Harry Reid: Wrong!
The Seattle Post Intelligencer reports that one Iraqi neighborhood has been taken back from al-Qaida terrorists. But how can that be? Harry Reid has already pronounced that we’ve lost. Guess the US troops fighting in Iraq did not hear Reid- or more likely they decided to ignore the white-flag waving non-leader of the Democrats in the Senate who has no military experience whatsoever.
The article also outlines what it will be like if Read and his fellow quitters in Congress get their way. So let us hope cooler – and wiser - heads prevail.
May 4th, 2007 at 3:41 pm
Harry Reid: Slandered!
While I’m skeptical of how devoted “ultra-conservatives” and Bush loyalists are to the truth, here is Reid’s true position in his own words:
“And more people have to start telling George Bush what he needs to hear, not what he wants to hear. I did that. My conscience is clear, because I believe the war, at this stage, can only be won diplomatically, politically, and economically.”
“As long as we follow the President’s path in Iraq, the war is lost. But there is still a chance to change course and we must change course. No one wants us to succeed in the Middle East more than I do. But there must be a change of course. Our brave men and women overseas have passed every test with flying colors. They have earned our pride and our praise. More important, they deserve a strategy worthy of their sacrifice.”

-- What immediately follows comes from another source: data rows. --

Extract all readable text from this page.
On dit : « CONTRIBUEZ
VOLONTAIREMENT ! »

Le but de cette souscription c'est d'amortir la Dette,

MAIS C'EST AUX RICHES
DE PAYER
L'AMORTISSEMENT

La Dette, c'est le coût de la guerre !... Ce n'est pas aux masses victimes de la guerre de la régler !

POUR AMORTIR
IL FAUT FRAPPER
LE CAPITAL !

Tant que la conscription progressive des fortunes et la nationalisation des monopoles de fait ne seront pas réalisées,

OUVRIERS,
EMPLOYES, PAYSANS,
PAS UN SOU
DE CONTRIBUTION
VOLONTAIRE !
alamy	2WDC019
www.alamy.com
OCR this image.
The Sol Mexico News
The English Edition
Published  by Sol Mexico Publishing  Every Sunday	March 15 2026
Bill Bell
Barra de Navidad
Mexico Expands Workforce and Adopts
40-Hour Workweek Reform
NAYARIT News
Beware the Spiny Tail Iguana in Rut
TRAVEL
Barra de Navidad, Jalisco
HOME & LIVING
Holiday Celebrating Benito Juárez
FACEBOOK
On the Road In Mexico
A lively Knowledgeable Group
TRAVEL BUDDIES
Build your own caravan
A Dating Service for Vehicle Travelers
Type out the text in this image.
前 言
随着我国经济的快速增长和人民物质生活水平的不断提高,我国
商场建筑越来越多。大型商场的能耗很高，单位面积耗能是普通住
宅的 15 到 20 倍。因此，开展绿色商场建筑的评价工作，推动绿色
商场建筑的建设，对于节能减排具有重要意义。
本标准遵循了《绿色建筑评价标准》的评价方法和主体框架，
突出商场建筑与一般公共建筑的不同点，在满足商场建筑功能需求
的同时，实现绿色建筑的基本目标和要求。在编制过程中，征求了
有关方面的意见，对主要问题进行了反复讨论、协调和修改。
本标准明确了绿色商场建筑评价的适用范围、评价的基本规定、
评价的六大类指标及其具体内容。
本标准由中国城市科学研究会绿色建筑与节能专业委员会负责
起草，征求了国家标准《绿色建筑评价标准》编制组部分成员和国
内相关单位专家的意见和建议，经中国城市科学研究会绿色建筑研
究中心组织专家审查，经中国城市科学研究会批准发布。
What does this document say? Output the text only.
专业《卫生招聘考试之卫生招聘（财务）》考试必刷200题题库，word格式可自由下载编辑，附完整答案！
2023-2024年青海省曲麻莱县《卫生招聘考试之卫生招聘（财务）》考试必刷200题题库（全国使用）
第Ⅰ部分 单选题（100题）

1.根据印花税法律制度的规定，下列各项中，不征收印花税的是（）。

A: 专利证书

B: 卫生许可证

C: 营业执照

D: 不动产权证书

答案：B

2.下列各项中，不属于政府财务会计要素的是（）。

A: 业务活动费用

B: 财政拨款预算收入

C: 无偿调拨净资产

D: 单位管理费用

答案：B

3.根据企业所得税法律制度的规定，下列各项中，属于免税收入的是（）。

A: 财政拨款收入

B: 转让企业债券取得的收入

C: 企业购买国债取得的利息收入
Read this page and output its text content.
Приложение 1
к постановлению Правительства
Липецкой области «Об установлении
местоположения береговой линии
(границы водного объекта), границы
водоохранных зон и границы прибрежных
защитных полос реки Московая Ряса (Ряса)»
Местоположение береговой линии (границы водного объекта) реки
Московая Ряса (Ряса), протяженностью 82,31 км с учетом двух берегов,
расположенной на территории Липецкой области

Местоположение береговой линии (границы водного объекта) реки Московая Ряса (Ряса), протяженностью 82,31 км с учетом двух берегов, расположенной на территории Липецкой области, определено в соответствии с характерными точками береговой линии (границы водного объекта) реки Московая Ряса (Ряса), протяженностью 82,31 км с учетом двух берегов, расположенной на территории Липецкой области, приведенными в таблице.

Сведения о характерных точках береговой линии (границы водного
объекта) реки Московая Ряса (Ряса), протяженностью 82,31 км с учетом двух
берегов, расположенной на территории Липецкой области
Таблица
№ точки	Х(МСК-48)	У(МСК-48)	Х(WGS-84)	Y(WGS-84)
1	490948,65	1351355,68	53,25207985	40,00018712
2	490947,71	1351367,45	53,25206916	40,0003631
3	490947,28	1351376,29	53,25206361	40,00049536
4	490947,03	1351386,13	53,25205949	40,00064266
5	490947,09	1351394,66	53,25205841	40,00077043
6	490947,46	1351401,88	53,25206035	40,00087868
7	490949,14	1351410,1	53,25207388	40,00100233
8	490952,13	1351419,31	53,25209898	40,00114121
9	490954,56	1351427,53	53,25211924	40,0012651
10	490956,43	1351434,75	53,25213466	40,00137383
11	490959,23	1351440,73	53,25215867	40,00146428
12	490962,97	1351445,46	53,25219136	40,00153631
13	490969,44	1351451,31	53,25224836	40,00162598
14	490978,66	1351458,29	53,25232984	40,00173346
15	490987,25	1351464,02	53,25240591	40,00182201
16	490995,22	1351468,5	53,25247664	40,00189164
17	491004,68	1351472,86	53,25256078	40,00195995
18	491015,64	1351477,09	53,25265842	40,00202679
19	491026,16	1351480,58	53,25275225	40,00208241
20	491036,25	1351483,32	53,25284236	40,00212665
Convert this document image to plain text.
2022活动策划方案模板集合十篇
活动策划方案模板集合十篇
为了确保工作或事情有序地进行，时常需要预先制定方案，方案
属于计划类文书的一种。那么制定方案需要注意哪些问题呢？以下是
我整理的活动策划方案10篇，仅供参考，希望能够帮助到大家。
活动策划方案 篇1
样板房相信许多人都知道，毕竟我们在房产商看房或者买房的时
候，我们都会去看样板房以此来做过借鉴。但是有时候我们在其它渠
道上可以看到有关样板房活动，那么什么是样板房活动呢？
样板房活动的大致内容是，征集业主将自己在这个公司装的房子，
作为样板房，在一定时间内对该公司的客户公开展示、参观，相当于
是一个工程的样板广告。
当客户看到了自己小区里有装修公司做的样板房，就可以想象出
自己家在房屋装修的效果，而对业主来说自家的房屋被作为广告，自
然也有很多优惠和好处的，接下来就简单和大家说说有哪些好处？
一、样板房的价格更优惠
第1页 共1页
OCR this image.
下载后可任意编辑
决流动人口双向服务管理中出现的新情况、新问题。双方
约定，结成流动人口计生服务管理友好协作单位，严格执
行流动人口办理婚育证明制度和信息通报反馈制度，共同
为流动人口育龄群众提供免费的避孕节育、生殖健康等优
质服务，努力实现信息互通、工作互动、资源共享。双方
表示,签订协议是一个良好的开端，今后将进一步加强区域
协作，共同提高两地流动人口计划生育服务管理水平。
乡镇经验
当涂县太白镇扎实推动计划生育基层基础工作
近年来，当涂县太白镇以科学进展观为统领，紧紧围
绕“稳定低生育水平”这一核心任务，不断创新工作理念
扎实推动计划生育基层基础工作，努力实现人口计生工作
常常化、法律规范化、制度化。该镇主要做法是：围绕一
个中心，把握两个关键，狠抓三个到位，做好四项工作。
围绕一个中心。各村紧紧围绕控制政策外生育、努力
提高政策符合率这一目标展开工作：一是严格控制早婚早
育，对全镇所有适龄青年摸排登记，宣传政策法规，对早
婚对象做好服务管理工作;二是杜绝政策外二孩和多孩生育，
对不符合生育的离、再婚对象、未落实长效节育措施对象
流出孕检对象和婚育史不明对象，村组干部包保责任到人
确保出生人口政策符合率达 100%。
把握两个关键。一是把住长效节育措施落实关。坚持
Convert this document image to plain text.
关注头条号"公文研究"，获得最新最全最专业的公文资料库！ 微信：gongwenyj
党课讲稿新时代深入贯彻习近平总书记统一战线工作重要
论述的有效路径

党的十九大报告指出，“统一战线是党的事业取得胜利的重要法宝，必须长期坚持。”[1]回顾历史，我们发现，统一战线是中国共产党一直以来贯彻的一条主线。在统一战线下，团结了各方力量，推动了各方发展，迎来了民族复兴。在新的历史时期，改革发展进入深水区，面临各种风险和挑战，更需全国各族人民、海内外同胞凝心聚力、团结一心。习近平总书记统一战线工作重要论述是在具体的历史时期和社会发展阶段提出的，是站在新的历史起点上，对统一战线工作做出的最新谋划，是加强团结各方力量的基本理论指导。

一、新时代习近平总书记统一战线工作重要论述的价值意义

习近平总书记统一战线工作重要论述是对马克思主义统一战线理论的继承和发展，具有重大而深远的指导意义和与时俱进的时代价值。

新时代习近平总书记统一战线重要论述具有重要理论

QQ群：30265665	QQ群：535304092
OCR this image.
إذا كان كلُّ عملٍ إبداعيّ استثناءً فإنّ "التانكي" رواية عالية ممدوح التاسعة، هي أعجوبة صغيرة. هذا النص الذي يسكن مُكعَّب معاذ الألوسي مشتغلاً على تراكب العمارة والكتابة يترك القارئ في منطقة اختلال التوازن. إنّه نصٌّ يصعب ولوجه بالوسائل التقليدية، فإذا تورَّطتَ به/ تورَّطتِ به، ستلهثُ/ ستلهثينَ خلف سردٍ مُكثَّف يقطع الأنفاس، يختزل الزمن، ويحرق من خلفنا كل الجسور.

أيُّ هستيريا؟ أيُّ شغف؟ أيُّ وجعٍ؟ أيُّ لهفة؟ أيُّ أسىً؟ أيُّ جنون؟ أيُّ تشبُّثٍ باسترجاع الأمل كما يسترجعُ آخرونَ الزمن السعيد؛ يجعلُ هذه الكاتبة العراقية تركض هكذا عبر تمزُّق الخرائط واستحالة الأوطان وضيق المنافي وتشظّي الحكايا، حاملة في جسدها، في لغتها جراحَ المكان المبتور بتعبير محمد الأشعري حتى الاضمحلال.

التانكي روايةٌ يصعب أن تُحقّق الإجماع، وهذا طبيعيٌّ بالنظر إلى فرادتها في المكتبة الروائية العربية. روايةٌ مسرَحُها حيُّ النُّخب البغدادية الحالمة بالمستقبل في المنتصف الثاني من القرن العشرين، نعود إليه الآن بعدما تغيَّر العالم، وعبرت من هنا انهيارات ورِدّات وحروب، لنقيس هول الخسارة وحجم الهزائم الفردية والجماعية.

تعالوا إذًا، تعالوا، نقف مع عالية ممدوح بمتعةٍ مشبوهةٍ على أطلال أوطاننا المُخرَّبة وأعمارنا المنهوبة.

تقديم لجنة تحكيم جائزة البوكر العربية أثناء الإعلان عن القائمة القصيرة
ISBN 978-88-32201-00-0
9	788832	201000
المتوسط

It is hard for me to understand why a hatchet job is being done on a man who clearly represents the majority opinion among Americans. No one is calling for the white-flag of surrender.
I want to leave you with a quote from a conservative politician of yesteryear, Robert A. Taft, also known as “Mr. Republican,” who said in a speech made as the United States was entering World War II:
“As a matter of general principle, I believe there can be no doubt that criticism in time of war is essential to the maintenance of any kind of democratic government … too many people desire to suppress criticism simply because they think that it will give some comfort to the enemy to know that there is such criticism. If that comfort makes the enemy feel better for a few moments, they are welcome to it as far as I am concerned, because the maintenance of the right of criticism in the long run will do the country maintaining it a great deal more good than it will do the enemy, and will prevent mistakes which might otherwise occur.”